“Guardate quanta plastica finisce nelle nostre reti”

0
1190

Quando l’addetto ai rifiuti taglia il sacco nero della spazzatura raccolta sui fondali del mare davanti a Livorno, escono i mostri. Un campionario di plastiche che ci sono appartenute, che abbiamo usato, buttato e affondato. Sono state catturate dalle reti a strascico di sei pescherecci assieme alle triglie, ai branzini e agli altri pesci. A differenza di quello che succede di solito, non sono state ributtate in acqua, ma portate a riva. Passano sul nastro trasportatore della Revet. Il loro capolinea è in uno stabilimento di Pontedera (Pisa) dove gli addetti al trattamento dovranno decidere se quelle plastiche possono essere rigenerate o se andranno all’inceneritore. “Soltanto il 15% può essere recuperato”, spiegano da lì.

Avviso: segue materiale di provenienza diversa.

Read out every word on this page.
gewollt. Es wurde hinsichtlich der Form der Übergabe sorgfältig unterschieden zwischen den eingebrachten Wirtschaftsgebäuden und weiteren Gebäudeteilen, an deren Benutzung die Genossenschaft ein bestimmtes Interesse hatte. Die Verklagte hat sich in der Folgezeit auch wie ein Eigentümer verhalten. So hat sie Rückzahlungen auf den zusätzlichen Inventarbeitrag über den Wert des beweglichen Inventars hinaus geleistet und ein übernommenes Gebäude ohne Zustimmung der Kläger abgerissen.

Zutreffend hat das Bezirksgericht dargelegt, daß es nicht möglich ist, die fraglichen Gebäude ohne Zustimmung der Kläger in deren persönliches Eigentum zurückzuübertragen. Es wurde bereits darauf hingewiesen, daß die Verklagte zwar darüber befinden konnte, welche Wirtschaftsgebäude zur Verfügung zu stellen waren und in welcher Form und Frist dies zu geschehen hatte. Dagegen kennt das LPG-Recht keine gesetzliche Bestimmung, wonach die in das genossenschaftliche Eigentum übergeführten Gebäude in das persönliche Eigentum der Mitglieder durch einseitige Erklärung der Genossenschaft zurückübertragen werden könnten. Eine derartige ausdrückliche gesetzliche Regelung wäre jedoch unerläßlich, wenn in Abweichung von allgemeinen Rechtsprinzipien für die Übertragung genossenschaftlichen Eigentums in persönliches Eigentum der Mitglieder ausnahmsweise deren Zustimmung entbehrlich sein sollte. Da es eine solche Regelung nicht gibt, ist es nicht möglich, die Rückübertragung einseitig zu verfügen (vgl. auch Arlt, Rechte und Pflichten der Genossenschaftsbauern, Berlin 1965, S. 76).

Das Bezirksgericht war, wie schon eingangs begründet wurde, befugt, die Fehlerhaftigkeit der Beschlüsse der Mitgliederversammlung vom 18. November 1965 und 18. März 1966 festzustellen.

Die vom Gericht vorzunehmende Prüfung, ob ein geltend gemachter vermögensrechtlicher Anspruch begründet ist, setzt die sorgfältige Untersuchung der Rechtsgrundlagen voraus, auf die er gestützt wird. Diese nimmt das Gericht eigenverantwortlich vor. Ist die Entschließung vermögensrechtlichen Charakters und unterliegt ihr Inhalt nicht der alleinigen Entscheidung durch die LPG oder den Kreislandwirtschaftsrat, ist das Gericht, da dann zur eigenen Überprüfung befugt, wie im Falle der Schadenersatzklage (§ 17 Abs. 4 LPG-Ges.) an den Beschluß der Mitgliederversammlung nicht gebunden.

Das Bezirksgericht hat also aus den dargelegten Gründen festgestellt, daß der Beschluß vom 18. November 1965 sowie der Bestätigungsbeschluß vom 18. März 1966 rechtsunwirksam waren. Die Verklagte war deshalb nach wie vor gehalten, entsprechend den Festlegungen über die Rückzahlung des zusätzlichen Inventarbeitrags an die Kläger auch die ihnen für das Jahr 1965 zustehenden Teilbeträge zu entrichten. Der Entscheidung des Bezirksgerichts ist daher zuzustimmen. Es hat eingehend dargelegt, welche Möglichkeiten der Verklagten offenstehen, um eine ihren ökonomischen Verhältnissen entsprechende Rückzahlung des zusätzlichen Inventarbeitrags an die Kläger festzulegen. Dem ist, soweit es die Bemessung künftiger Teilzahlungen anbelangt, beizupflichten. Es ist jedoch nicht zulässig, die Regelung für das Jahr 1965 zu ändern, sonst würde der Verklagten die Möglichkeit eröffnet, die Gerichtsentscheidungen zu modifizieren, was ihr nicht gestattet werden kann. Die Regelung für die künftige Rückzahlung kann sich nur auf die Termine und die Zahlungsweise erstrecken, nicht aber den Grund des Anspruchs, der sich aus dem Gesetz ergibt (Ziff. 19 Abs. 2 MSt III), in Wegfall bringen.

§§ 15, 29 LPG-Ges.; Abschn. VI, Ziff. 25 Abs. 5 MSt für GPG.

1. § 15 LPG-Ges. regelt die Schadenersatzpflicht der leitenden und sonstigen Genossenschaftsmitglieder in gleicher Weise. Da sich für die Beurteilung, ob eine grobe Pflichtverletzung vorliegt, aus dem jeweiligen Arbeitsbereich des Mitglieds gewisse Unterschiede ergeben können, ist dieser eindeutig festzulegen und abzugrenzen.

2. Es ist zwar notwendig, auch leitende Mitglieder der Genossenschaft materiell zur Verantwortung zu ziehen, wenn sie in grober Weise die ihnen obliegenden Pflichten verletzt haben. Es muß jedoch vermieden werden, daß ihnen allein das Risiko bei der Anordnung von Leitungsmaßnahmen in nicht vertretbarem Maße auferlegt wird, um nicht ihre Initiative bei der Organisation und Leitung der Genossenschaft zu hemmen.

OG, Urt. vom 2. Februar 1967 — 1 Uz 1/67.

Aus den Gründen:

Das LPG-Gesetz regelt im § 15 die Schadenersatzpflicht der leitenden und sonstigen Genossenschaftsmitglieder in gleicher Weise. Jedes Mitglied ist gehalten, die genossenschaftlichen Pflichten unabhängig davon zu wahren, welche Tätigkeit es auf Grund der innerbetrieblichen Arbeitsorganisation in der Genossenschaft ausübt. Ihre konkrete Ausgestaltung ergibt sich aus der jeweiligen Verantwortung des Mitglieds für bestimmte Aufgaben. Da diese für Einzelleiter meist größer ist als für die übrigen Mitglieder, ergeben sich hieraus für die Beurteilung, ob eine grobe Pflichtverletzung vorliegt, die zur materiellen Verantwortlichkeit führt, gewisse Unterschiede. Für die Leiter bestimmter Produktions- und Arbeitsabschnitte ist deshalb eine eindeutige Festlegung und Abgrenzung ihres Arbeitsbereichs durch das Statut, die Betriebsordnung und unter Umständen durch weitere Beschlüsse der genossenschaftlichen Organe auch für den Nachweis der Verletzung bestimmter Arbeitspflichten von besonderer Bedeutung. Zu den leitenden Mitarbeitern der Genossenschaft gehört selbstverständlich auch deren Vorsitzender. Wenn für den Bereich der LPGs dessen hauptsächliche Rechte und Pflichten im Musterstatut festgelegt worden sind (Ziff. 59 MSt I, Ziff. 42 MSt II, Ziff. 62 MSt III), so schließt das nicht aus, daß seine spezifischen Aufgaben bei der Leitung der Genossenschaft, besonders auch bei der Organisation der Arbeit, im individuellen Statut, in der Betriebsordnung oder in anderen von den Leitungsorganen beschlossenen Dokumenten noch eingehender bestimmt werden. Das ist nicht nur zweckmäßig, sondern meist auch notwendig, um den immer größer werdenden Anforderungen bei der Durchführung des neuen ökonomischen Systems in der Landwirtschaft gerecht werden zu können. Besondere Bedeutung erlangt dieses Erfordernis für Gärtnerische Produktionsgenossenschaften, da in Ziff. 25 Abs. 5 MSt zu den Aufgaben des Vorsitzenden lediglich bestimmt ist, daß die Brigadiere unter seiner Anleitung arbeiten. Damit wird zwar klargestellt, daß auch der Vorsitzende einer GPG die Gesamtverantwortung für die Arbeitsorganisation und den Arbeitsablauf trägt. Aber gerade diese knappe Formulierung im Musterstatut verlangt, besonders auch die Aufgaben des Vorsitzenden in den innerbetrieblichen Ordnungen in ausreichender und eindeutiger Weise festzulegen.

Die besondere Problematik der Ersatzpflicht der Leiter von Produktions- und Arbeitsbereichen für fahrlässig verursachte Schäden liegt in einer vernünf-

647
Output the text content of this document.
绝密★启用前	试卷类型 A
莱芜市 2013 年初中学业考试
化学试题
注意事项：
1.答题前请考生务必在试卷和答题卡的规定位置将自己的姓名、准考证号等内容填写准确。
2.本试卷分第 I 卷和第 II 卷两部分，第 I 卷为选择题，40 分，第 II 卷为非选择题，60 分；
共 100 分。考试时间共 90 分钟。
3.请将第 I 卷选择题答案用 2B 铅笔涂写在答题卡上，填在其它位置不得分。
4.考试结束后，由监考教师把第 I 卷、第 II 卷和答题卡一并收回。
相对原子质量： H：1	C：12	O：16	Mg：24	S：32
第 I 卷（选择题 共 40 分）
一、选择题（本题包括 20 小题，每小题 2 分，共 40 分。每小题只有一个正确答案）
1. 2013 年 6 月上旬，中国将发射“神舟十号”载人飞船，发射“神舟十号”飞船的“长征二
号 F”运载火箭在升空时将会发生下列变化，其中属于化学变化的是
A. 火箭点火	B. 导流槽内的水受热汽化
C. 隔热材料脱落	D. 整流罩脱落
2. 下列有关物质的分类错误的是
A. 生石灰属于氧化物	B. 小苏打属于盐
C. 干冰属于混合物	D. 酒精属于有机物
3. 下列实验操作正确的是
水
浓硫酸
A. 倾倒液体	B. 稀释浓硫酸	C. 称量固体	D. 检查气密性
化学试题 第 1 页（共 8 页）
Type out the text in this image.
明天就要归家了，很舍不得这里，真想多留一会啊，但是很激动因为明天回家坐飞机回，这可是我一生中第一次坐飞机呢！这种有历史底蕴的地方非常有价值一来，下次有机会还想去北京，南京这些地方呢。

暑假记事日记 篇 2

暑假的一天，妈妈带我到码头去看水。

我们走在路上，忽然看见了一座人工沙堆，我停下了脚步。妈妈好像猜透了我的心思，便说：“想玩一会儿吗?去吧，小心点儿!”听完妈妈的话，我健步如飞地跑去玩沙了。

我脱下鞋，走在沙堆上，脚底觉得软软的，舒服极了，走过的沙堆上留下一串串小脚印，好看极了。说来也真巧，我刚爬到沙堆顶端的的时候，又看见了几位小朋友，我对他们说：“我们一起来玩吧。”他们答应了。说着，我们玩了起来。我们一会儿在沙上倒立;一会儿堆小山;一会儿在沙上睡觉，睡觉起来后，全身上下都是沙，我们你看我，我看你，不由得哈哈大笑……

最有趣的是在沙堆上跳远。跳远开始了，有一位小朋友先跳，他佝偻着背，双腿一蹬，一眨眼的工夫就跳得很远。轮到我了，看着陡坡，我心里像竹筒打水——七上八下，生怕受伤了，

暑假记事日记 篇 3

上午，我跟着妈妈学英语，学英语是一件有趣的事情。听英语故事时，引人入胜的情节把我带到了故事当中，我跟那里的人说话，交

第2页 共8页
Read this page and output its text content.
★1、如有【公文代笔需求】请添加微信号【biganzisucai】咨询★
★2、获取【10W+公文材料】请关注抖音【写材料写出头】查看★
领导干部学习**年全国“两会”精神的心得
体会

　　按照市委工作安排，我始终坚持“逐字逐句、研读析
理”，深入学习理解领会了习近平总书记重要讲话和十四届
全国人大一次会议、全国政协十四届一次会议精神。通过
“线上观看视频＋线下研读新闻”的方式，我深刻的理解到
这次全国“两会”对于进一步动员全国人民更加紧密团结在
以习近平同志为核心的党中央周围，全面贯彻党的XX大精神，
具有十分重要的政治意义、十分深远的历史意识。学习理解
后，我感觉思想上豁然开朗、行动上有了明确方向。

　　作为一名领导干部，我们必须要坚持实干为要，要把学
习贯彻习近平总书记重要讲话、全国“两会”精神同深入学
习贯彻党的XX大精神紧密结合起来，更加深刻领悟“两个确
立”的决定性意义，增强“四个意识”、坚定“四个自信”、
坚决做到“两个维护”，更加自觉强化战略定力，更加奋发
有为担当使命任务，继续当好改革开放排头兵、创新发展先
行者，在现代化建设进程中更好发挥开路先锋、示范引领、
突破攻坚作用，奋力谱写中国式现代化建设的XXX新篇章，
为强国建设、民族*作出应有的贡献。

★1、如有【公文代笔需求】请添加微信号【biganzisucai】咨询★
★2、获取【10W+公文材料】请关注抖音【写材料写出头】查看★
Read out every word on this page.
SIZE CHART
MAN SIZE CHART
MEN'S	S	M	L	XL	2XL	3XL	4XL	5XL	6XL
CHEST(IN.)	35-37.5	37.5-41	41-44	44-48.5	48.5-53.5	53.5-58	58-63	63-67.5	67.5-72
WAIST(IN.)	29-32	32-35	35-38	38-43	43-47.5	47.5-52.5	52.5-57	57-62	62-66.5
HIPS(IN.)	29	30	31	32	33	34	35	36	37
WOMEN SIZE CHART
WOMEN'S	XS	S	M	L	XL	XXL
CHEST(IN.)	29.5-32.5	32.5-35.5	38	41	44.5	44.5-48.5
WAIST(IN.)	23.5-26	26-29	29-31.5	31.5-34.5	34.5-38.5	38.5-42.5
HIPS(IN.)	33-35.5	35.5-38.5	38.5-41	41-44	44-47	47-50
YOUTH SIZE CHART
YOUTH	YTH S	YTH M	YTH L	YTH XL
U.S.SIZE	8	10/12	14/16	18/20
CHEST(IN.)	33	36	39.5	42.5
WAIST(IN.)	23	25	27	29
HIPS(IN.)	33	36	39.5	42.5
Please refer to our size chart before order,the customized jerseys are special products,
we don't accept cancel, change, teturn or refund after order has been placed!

La sfilata della pesca dei rifiuti presi dai fondali dell’Arcipelago Toscano comincia con un grosso secchio per i pavimenti, uno stivale di gomma, il volante di un motoscafo pieno di conchiglie, funi, bicchieri, centinaia di cellophane slabbrati, contenitori della frutta di quelli che si trovano al supermercato. Una borsa senza più colore, un rotolo di gomma nera, resti di bottiglie: dal latte, all’acqua, ai detersivi. Una rete di recinzione verde, un sacchetto di caramelle, uno di zuppa campagnola, lattine di Coca-cola e di birra. Un galleggiante, una paletta, la gamba di una bambola, un pallone di beach volley, barattoli di Estathé pieni di alghe, una pinna da sub smangiucchiata, una tanica, una cerata arancione. Hanno faticato i pescatori a tirare su la carcassa di un motore Yamaha appartenuto a una barca e diventato casa di conchiglie e verdure marine.

Il bottino dei primi 15 giorni dell’operazione “Arcipelago Pulito” è di 230 chili di spazzatura, due metri cubi. I sacchi neri si accumulano ogni giorno al porto e ogni sacco è un respiro più pulito per il mare qui davanti. Questo è uno dei primi progetti in Italia per recuperare le plastiche dalle onde e smaltirle. Lo ha promosso la Regione Toscana col ministero dell’Ambiente, la Capitaneria, Legambiente e Unicoop Firenze. Quest’ultima ha reclutato i pescatori che riforniscono i supermercati: “Il mare è la nostra casa – racconta dal suo peschereccio Michele – tenerlo pulito è nostro interesse”.

Legambiente è impegnata da anni su questo fronte con monitoraggi e ricerche: Goletta Verde ha realizzato l’indagine “Plastic free sea” da cui emerge che il 95% dei rifiuti galleggianti in mare è composto di plastica. “Dobbiamo intervenire in fretta perché le plastiche che sono sui fondali da troppo tempo si sfaldano e rischiano di entrare nella catena alimentare”, dice Vittorio Bugli, assessore della Regione Toscana. “Abbiamo coinvolto il Ministero perché il nostro obiettivo non è solo pulire il mare, ma cambiare la legge”, prosegue.

Un nodo fondamentale: oggi chi recupera rifiuti dalle acque e li porta a terra (in maniera non sporadica) rischia di vedersi accollare i costi dello smaltimento (le plastiche sono un rifiuto speciale). “Per questo i pescatori le ributtano in acqua”, dice Giorgio Zampetti, direttore di Legambiente. “C’è un’impasse normativa da correggere”. “Arcipelago pulito” autorizza i sei pescherecci a portare a riva i rifiuti recuperati in un braccio di 300 chilometri quadrati di mare tra Livorno e il Grossetano. Ma è una sperimentazione, il primo passo di una strada lunga.